Virtual Treatment Planning Concepts for Prosthetic and Implant Rehabilitation



Howard Fraiman

Wael Isleem

Mohammad Qali


Fraiman, Howard1, Bergler, Michael2, Isleem, Wael1, Qali, Mohammad3
1University of Pennsylvania School of Dental Medicine, Department of Periodontics
2University of Pennsylvania School of Dental Medicine, Department of Preventive and Restorative Sciences
3University of Pennsylvania School of Dental Medicine,Department of Periodontics; Department of Orthodontics

Introduction

Diagnosing and Treatment Planning a patient with advanced restorative needs involves collecting a thorough dental history, medical history, and a thorough exam and recording of current dental conditions and relating factors. With the advent of Digital Technology a thorough dental examination can now include advanced scanning such as into-oral scanning, laboratory scanning, cone beam computed tomography(CBCT), and/or 3D face scanning. The inclusion of such data sets will allow for a more complete examination and creation of the virtual patient and ultimately a more accurate treatment plan.
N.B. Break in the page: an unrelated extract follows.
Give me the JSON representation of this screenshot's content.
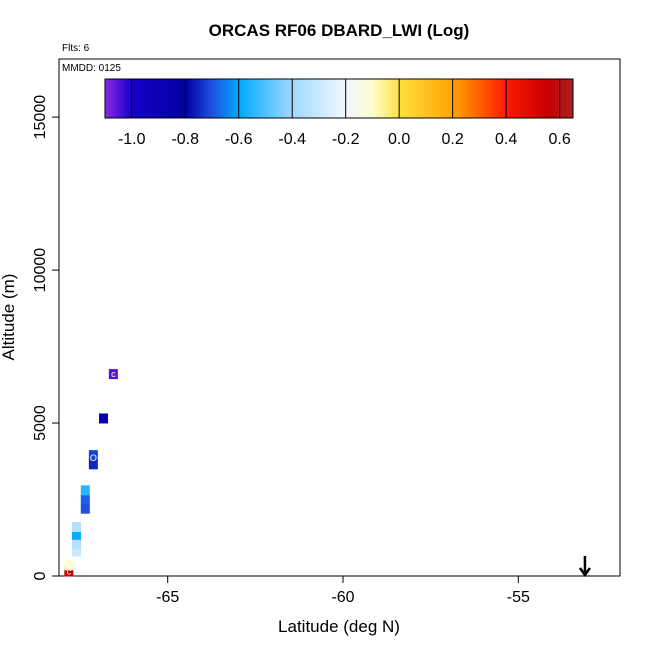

The purpose of this presentation is to demonstrate work flows that allow for the acquisition of digital data and techniques to digitally pre-plan restorative outcomes, implant positions, occlusal setups, and development of gingival environments.

Methods

To create the virtual patient the demonstrated techniques will include the use of an intra-oral scanner, a laboratory scanner, a face scanner, and CBCT. The resulting scans will be outputted in a variety of digital formats which can then be uploaded, merged, and manipulated using software to create the virtual patient.

Results

The outcome of being able to accumulate digital data sets in addition to a traditional patient examination is the dental treatment can be virtually planned and viewed before any treatment is commenced. Once planned digital technology allows for the early creation of the final result to be used in all steps of treatment and create a predictable result.

Conclusion

In addition to a chair-side clinical examination the diagnosing and treatment planning of the advanced restorative patient involves the accumulation of data that can be evaluated when the patient is not present. Current technology allows for much of this to be done digitally and combined, manipulated, and viewed on a computer. The treatment can then be planned using software and the final intra-oral and extra-oral result viewed pre-operatively. This plan can be transferred to the mouth, again pre-operatively, demonstrating to the operator and patient what the final result will look for. This then aids in the setup of the occlusion, planning of implant placement, planning of restorative shapes and contours, and creation of the gingival environment.